Kernel Regression with Infinite-Width Neural Networks on Millions of ExamplesDownload PDF

Published: 01 Feb 2023, Last Modified: 03 Jul 2024Submitted to ICLR 2023Readers: Everyone
Keywords: gaussian processes, neural tangent kernel, infinite-width neural networks
TL;DR: We enable kernel regression with infinite-width neural networks at a larger scale than was previously possible to calculate scaling laws across many orders of magnitude and achieve SotA results on protein and small molecule prediction benchmarks.

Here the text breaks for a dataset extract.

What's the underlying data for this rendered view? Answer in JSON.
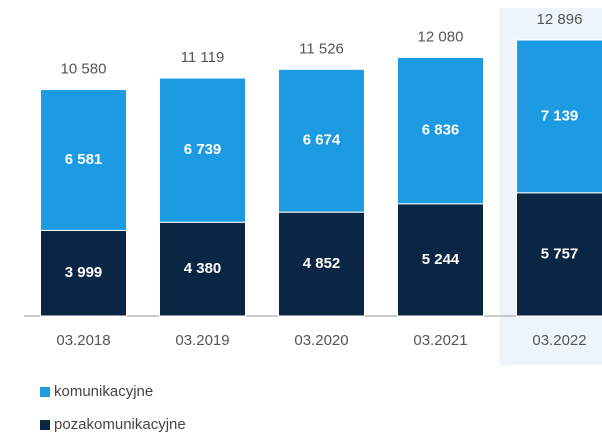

Abstract: While kernel regression remains an important practical method, its connection to neural networks as their width becomes large has initiated fresh research. These neural kernels have drastically increased performance on diverse and nonstandard data modalities but require significantly more compute, which previously limited their application to smaller datasets. We address this by massively parallelizing their computation across many GPUs. We combine this with a distributed, preconditioned conjugate gradients algorithm to enable kernel regression at a large scale (i.e. up to 5 million examples). Using this approach, we study scaling laws of several neural kernels across many orders of magnitude for the CIFAR-5m dataset. Using data augmentation to expand the original CIFAR-10 training dataset by a factor of 20, we obtain a test accuracy of 91.2\% (SotA for a pure kernel method). Finally, we explore other data modalities, obtaining results on protein and small molecule prediction tasks that are competitive with SotA methods.